Dear FIS colleagues,
About the approaches to the information concept commented by Karl, Loet,
John, and Stan, let me argue that some of them have a rather narrow
conceptual domain of applicability. In Karl's approach I have already
argued that his highly suggestive conflation of the sequential vs. the
simultaneous in order to define formally information should be accompanied
by an agreeement (an in depth discussion) of the technical problem on how
to count "multidimensional partitions". Morris, Pastor, and me had found
years ago some discrepancy regarding the heuristic formula he has developed
...a few things might be different, and perhaps even more interesting.
Well, it may seem strange, but Michael Leyton's approach based on group
theory could be in close vicinity of the formal structures in Karl's.
Anyhow, the pitty is that discussimg this on the Internet is a pain of the
neck (we should have had a small ad hoc seminar during the Paris conference!).

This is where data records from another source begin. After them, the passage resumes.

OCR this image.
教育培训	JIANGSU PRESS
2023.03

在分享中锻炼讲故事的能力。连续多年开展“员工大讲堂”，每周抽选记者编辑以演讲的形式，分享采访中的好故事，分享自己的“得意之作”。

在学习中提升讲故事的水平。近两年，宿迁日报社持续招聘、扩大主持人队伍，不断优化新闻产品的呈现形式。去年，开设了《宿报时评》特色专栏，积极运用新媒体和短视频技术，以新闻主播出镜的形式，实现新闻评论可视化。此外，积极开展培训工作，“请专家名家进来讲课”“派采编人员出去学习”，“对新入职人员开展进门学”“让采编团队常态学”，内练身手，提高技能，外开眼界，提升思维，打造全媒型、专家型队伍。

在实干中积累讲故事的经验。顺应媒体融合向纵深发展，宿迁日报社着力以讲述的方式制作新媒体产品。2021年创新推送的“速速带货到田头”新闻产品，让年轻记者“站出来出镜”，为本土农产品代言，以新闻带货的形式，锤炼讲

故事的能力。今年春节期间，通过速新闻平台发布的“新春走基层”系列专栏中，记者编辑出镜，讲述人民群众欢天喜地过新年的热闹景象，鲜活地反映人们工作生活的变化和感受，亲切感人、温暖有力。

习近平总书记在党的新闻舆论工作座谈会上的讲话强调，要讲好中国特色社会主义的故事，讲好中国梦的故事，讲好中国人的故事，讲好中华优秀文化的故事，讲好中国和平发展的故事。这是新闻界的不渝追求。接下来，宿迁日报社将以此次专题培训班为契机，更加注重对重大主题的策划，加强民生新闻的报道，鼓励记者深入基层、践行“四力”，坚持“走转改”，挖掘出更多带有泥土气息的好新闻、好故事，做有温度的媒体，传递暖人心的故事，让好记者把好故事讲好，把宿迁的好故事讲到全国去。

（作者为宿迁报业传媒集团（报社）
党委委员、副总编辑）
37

My own track is based on the need to accomodate quite many new
observations, mostly in molecular biology & neuroscience, that cannot be
situated within the existing conceptualizations, apart from leaving the
immediate problem of "meaning" in the dark, concerning its
biological-material underpinng. So I proposed last year, in this list,
exploring the scope of an alternative conceptualization of information as
"distinction on the adjacent"... given that both terms are too heavily
loaded, I stop here and leave the matter for future discussions (of course,
the underlying reflection is that it is far more than a single concept what
we are trying to clarify during all these years in this list: the quest for
a consistent new "perspective" or disciplinary body around information).